Collaborative software is a key lever for communication and productivity. Since the start of the pandemic, collaborative communication technologies – such as Slack, Skype for Business, or even Teams – have been massively adopted within companies. Employees use it to make video calls, share documents, as well as send each other instant messages and humorous memes. According to a recent report by Market Research, the collaboration tools market is expected to reach $45 billion by 2025.
However, with this increased use comes an increased risk. There are thus several security vulnerabilities related to instant messaging; but also preventive measures that system administrators can deploy, in order to prevent their organization’s sensitive data from falling into the wrong hands.
Internal data sharing
Instant messaging platforms allow colleagues to exchange files in record time, which is certainly practical, but not always secure. Some users inevitably share sensitive information with individuals who should not have access to it.
To limit this risk, it is necessary to block communication between certain employees, or certain teams. Another solution is to allow communication, but disable the file sharing feature. However, this method is ineffective when employees copy and paste sensitive information from a document into a chat window.
Another option is to configure Data Loss Prevention (DLP) settings to detect and block sharing when specific sensitive content is found in a message; a social security or credit card number, for example.
Sharing data with guests
This software also offers the possibility for employees to share information with actors outside the company, such as suppliers and customers. The purpose can be to exchange documents, participate in conversations, as well as make and receive calls with guests outside the organization. While this feature facilitates collaboration, it increases the risk of seeing sensitive data shared inappropriately.
Here again, DLP tools are relevant. Microsoft Teams, for example, makes it possible to mark documents to be encrypted, so that only certain collaborators can decrypt and open them. Employees can then freely share documents externally without the risk of the wrong people accessing them. In addition, due to the sensitivity of the data shared via these platforms, it is important to verify the identities of the interlocutors at each exchange to ensure that these identities have not been compromised.
The easiest way to achieve this is to deploy multi-factor authentication (MFA). It is also possible to implement attack detection solutions for authentication systems, including Azure AD and Active Directory. This will help verify that the callers are legitimate. Indeed, many users are now (too) confident when chatting on a collaborative communication tool due to the massive deployment of these programs since the start of the pandemic.
Phishing
Instant messaging platforms rely on proven marketing techniques: after a certain period of inactivity, most of them send an e-mail reminding users that there are messages to which they haven’t responded yet. These emails also include a link to the software.

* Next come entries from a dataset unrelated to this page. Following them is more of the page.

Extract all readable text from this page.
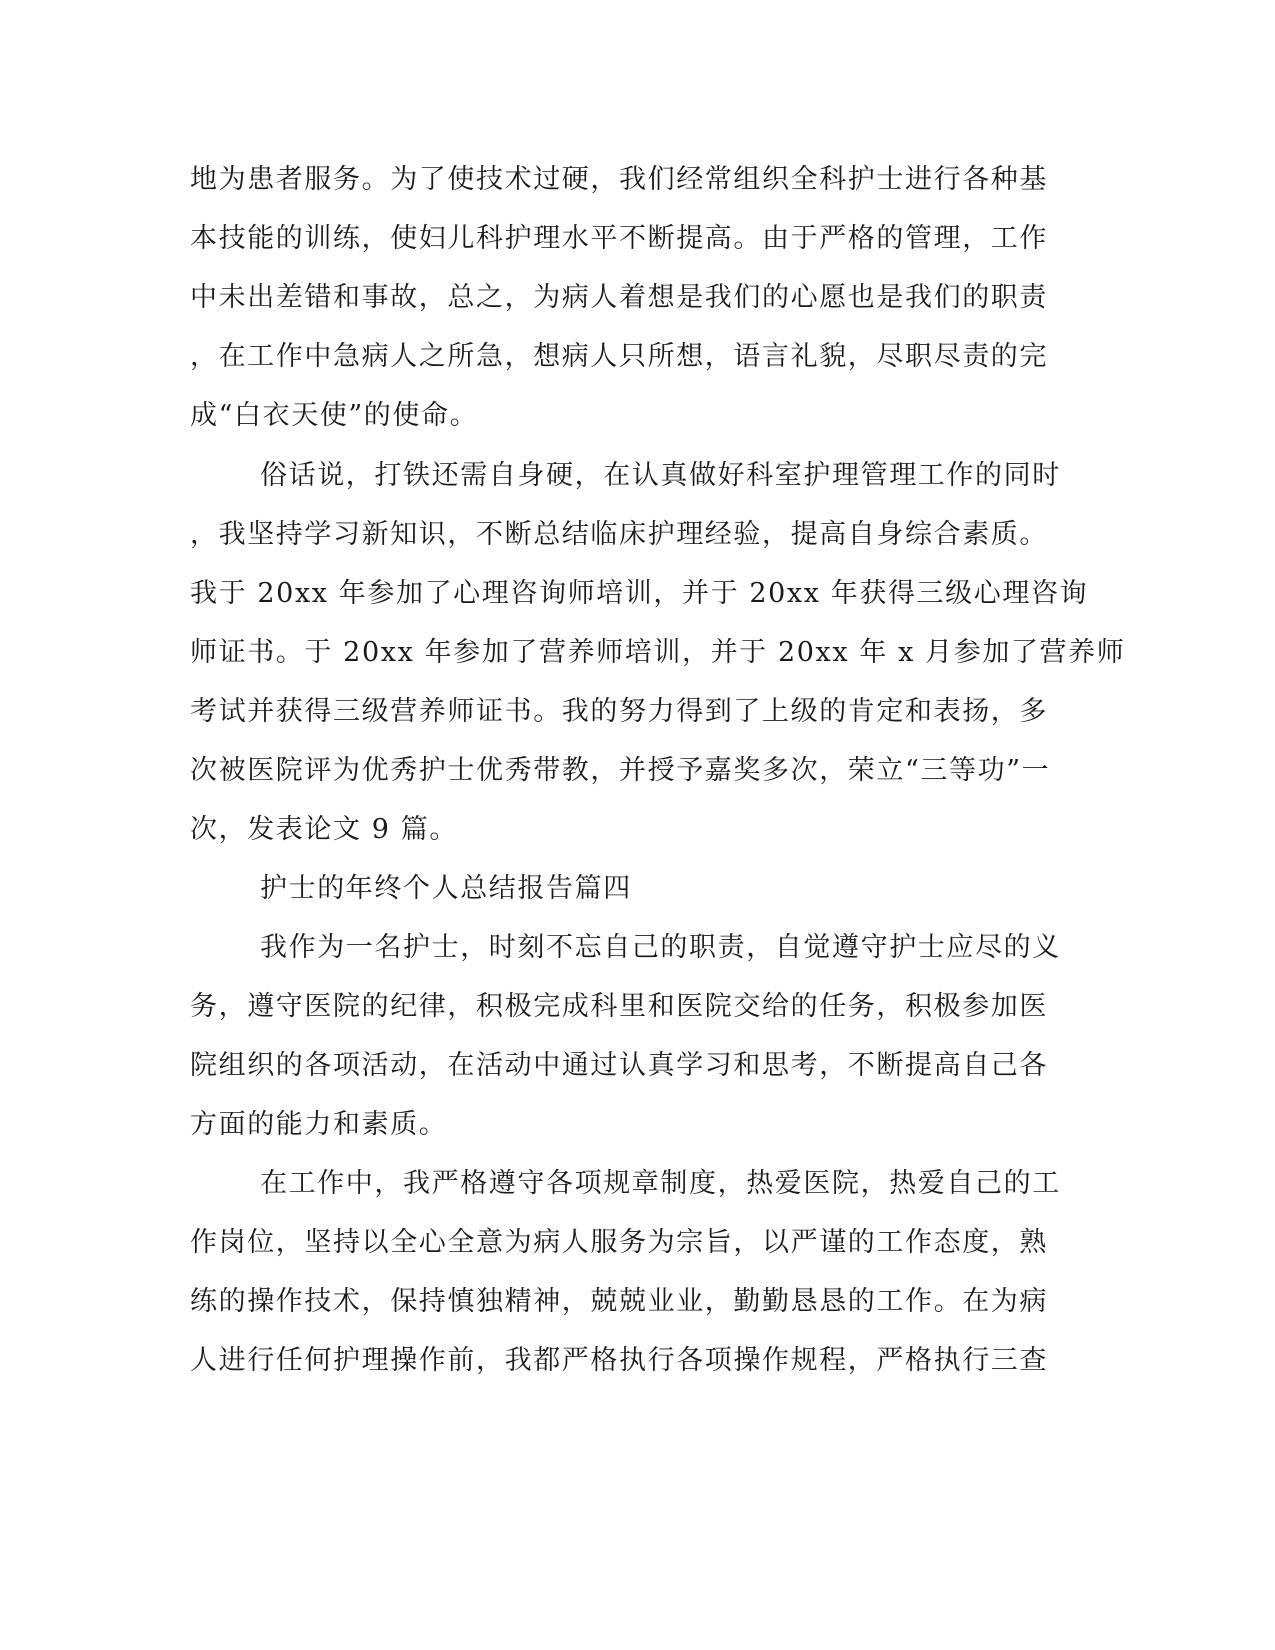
地为患者服务。为了使技术过硬，我们经常组织全科护士进行各种基
本技能的训练，使妇儿科护理水平不断提高。由于严格的管理，工作
中未出差错和事故，总之，为病人着想是我们的心愿也是我们的职责
，在工作中急病人之所急，想病人只所想，语言礼貌，尽职尽责的完
成“白衣天使”的使命。
俗话说，打铁还需自身硬，在认真做好科室护理管理工作的同时
，我坚持学习新知识，不断总结临床护理经验，提高自身综合素质。
我于 20xx 年参加了心理咨询师培训，并于 20xx 年获得三级心理咨询
师证书。于 20xx 年参加了营养师培训，并于 20xx 年 x 月参加了营养师
考试并获得三级营养师证书。我的努力得到了上级的肯定和表扬，多
次被医院评为优秀护士优秀带教，并授予嘉奖多次，荣立“三等功”一
次，发表论文 9 篇。
护士的年终个人总结报告篇四
我作为一名护士，时刻不忘自己的职责，自觉遵守护士应尽的义
务，遵守医院的纪律，积极完成科里和医院交给的任务，积极参加医
院组织的各项活动，在活动中通过认真学习和思考，不断提高自己各
方面的能力和素质。
在工作中，我严格遵守各项规章制度，热爱医院，热爱自己的工
作岗位，坚持以全心全意为病人服务为宗旨，以严谨的工作态度，熟
练的操作技术，保持慎独精神，兢兢业业，勤勤恳恳的工作。在为病
人进行任何护理操作前，我都严格执行各项操作规程，严格执行三查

However, some cybercriminals manage to compromise these emails. The IT team must therefore regularly inform the employees of the company of the existence of this risk, and train them to identify these malicious activities. However, this is often neglected, while the improvement of the online security of the organization and the good management of its computer system depend on it.
Other protective measures
It is recommended to use not only the features offered by instant messengers, but also to track activities on the platform. For this purpose, the monitoring tool should be the same one used to manage the rest of the activities occurring in the IT ecosystem. IT teams will ultimately be able to categorize data consistently, while improving threat detection and response. Finally, a solution dedicated to audit will also help them to detect the activity of external actors, to detect suspicious activities in order to avoid possible data breaches, to carry out the investigation in the event of incidents, and to Demonstrate to auditors compliance with applicable legislation.
Finally, it is important to ensure that the platform hosting the collaboration solutions is secure. Vendors communicate quite well about possible security vulnerabilities and available patches. However, care should be taken to keep an eye on the publication of these bulletins and ensure that the vulnerabilities in question are fixed quickly, so that cybercriminals do not have time to take advantage of them.
When IT teams implement security controls, they should keep in mind that employees use instant messaging to communicate easily with other individuals. But if the security tools in place interfere with their productivity, users may turn to software outside the company’s IT environment, which will significantly increase the risks. It is therefore preferable to seek to achieve a balance between safety and productivity, by defining rules that are reasonable; in other words, suitable for both IT teams and corporate employees.